Continuing with the heart disease dataset, let’s create a classification model that will predict wether a patient has heart disease or not. We will observe how the KullbackLeiblerSelector will improve the performance of the model.

You can find the dataset here: https://www.kaggle.com/ronitf/heart-disease-uci.

Actually we will create two models. One will be trained without feature selection and one trained with selected features from our selector.

Let’s import the dataset first:

import pandas as pd

df = pd.read_csv('./heart.csv')
X = df.drop(columns=['target'])
y = df['target']

Now let’s create the model without the selector:

from sklearn.linear_model import LogisticRegression
from sklearn.model_selection import train_test_split

X_train, X_test, y_train, y_test = train_test_split(X, y)
clf = LogisticRegression().fit(X_train, y_train)

Now, let’s add some metrics to be able to compare the two models:

from sklearn.metrics import accuracy_score, recall_score, roc_auc_score

print('Without selector:')
print(f'accuracy: {accuracy_score(y_test, clf.predict(X_test)):.2f}')
print(f'recall {recall_score(y_test, clf.predict(X_test)):.2f}')
print(f'AUC {roc_auc_score(y_test, clf.predict(X_test)):.2f}')

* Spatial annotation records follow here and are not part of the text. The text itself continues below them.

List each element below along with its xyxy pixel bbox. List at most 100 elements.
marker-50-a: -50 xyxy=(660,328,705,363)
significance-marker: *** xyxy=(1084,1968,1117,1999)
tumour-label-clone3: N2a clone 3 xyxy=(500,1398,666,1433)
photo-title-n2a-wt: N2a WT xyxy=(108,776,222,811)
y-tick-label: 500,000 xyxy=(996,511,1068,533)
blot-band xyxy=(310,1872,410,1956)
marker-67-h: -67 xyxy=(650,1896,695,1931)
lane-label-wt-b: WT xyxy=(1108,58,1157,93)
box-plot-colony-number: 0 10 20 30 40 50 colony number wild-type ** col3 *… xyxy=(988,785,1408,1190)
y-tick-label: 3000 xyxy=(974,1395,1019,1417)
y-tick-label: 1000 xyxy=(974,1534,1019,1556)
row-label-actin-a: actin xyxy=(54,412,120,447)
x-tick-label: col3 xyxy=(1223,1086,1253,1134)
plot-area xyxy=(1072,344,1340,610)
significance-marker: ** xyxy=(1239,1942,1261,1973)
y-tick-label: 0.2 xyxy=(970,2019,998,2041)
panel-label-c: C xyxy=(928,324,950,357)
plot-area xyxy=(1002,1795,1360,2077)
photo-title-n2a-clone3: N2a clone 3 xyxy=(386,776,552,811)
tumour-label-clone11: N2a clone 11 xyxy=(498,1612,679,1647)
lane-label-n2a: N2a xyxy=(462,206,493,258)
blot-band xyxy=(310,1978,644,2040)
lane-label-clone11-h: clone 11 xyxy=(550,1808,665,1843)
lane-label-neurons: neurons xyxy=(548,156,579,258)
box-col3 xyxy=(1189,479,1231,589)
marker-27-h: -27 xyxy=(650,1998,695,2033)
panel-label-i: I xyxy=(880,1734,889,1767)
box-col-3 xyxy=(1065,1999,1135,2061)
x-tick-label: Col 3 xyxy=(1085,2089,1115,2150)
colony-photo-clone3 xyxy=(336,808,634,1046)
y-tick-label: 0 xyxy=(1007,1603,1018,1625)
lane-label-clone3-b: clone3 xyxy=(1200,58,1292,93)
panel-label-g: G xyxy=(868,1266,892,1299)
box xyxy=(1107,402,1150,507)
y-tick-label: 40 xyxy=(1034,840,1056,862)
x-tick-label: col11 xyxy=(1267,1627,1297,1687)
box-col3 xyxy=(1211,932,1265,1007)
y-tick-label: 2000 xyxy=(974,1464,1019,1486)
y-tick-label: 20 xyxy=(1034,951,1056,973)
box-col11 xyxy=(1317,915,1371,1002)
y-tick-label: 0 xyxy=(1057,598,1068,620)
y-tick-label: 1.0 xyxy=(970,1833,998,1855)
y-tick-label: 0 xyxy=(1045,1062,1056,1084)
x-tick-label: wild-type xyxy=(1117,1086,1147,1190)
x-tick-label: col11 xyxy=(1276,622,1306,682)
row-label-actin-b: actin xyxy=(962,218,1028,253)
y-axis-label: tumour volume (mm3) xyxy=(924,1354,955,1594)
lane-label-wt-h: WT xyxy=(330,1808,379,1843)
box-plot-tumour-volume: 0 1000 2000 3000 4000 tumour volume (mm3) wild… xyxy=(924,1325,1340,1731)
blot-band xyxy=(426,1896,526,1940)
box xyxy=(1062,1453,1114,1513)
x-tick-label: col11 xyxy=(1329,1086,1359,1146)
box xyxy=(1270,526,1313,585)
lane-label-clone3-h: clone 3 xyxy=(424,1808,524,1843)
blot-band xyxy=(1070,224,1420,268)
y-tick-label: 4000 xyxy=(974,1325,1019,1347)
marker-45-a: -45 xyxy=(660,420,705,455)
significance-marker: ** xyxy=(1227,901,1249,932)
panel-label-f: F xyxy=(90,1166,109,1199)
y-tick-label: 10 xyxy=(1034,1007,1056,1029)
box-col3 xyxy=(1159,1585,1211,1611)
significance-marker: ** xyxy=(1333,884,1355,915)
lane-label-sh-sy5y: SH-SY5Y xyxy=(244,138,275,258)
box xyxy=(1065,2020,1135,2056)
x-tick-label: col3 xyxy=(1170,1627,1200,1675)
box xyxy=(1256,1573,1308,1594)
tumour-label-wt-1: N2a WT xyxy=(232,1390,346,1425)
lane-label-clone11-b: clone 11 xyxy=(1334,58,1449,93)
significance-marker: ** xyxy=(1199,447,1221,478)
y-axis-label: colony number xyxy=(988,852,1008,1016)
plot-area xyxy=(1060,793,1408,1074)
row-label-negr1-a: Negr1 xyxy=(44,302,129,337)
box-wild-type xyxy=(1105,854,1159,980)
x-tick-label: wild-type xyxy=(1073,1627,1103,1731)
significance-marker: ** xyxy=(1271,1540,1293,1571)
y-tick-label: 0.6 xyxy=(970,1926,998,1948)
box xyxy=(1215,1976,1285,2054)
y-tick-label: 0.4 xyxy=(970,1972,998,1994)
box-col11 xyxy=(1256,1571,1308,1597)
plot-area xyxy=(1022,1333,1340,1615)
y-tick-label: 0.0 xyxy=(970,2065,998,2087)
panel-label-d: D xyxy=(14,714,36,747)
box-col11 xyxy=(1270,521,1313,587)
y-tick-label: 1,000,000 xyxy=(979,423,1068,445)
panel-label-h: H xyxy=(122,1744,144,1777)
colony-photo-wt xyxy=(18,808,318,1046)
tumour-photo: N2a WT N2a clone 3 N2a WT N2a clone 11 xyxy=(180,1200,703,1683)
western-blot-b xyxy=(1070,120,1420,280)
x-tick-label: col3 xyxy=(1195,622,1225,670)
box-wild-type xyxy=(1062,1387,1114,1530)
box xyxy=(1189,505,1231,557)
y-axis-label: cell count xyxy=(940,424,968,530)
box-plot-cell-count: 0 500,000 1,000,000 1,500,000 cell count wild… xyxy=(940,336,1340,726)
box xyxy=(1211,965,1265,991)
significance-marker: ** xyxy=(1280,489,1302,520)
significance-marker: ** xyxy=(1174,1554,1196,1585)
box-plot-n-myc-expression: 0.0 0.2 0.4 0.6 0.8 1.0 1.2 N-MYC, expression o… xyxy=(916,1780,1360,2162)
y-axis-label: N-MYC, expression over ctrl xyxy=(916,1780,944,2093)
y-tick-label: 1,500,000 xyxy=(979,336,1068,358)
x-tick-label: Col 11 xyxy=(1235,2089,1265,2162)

Fine. Let’s do the same thing for the second model. But now we will apply our selector. First, import it:

from kydavra import KullbackLeiblerSelector

We will use the columns that have a divergence between 1 and 3 relative to the target column (which in this dataset is named ‘target’ for convenience):

kullback = KullbackLeiblerSelector(min_divergence=1, max_divergence=3)
cols = kullback.select(df, 'target')
print(f'\nselected columns: {cols}')

Now, let’s select these columns from the DataFrame. The target column remains the same:

X = df[cols]
y = df['target']

Continue with creating the model and printing the metrics:

X_train, X_test, y_train, y_test = train_test_split(X, y)
clf_with_selector = LogisticRegression().fit(X_train, y_train)

print('\nWith selector:')
print(f'accuracy: {accuracy_score(y_test, clf_with_selector.predict(X_test)):.2f}')
print(f'recall {recall_score(y_test, clf_with_selector.predict(X_test)):.2f}')
print(f'AUC {roc_auc_score(y_test, clf_with_selector.predict(X_test)):.2f}')

Here is what we get as an output:

Without selector:
accuracy: 0.82
recall 0.76
AUC 0.82

selected columns: ['sex', 'restecg', 'oldpeak']With selector:
accuracy: 0.80
recall 0.88
AUC 0.80

We observe that the accuray and AUC ROC metrics got slightly worse. Instead the recall improved a lot. In different cases the results may differ. Though, experimenting with the selector’s parameters may cause the difference in the result. Also, don’t forget to consider other factors, such as the dataset or the model used.